PTSD treatment isn’t one-size-fits-all, and the reason why may lie in our neurobiology.
By Sarah Wells
Stress can affect the body in several different ways, from muscle tension to throbbing headaches. Even more, when the stress stems from trauma and is particularly intense and unrelenting, people can develop symptoms that last long after the stressful event is over, including flashbacks, nightmares, anxiety and depression.
Such symptoms may lead to a diagnosis of post-traumatic stress disorder, or PTSD, which affects an estimated 12 million Americans — from war veterans to sexual assault survivors to COVID-19 frontline workers. Yet, despite extensive documentation of PTSD symptoms, the brain chemistry driving them is still poorly understood, says Dr. Jacklynn Fitzgerald, assistant professor of psychology.
Fitzgerald is a behavioral neuroscientist by training and first became interested in the study of PTSD as a graduate student when she worked closely with an adviser who was a psychiatrist treating patients at a Veterans Affairs hospital.
“One question was: What is the neurobiology of these individuals that manifests the symptoms of PTSD?” Fitzgerald says. “We’ve been tackling that question for over a decade now.”
Psychotherapy and cognitive behavioral therapy along with medication are widely used tools to treat PTSD today, but Fitzgerald says that only about 50 to 70 percent of patients see improvement from these treatments. Part of the research that Fitzgerald and colleagues at Marquette’s Translational Affective Neuroscience Lab do is to better understand how someone’s unique neurobiology affects which treatments will be effective.
One way Fitzgerald and her research team study the neurobiology of PTSD is by studying stress hormones and stress systems in the body, including the endocannabinoid system, which plays an essential role in the central nervous system.
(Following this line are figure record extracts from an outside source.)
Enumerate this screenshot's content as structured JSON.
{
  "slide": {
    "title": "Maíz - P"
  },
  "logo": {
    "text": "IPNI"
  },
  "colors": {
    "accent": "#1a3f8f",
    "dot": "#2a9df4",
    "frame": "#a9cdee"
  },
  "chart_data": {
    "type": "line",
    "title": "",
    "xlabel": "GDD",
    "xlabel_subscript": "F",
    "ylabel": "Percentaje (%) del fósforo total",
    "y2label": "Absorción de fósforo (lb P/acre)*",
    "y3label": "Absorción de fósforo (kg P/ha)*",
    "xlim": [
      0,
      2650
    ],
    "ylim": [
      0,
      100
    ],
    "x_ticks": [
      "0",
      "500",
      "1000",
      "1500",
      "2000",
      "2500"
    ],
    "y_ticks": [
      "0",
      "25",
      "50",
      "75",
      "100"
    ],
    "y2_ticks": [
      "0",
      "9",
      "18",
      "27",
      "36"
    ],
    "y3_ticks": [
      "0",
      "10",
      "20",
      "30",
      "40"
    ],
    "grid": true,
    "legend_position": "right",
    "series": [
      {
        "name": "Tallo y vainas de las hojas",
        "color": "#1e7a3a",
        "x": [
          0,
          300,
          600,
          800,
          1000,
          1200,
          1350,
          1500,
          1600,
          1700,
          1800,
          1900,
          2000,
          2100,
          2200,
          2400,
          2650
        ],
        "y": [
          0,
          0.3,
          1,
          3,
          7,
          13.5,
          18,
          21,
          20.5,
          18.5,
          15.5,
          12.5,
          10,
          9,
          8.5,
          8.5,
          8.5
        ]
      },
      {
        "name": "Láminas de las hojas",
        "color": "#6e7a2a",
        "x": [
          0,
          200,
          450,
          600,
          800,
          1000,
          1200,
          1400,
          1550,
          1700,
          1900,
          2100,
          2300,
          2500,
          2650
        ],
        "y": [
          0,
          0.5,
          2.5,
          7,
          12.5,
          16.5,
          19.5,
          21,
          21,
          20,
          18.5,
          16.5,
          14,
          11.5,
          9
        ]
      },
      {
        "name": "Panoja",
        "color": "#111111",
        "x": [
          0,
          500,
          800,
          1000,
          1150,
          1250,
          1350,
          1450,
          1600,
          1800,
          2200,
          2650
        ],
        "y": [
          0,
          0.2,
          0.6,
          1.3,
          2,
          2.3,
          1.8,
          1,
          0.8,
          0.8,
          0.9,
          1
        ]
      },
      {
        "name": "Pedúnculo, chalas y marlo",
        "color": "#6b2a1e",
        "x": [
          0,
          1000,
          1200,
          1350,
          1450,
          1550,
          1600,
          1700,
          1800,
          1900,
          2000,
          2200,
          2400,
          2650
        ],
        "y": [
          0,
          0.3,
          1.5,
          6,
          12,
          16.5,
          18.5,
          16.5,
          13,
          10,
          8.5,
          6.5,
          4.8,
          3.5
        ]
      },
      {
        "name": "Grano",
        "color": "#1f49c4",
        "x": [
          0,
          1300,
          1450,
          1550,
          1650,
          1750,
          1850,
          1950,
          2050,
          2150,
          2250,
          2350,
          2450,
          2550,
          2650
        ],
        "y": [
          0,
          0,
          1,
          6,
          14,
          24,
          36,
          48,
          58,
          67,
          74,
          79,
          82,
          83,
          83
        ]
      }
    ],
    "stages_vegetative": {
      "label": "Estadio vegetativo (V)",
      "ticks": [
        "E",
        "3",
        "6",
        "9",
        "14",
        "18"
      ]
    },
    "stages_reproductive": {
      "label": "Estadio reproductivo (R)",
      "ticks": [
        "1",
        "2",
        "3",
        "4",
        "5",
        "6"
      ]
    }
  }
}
“One thing we often find in our research is that individuals who have experienced trauma and go on to develop depression look neurobiologically very different from people who have been exposed to trauma and go on to develop PTSD,” Fitzgerald says. “One of the clearest neurobiological markers that differentiate the two is cortisol stress hormones that we can collect from the blood.”
The lab has also worked with Dr. Rachel Bollaert, clinical assistant professor of exercise science at Marquette, to learn how exercise, like yoga, can alleviate symptoms of PTSD by affecting the endocannabinoid system. Going forward, Fitzgerald hopes that collaborative work like this will give her lab the best opportunity to study both the mechanisms and treatment of PTSD. “I really do see our future branching in a lot of collaborative ways to try to use what we know about the brain in this disorder to help answer these different nuanced questions that people want to ask about PTSD,” she says.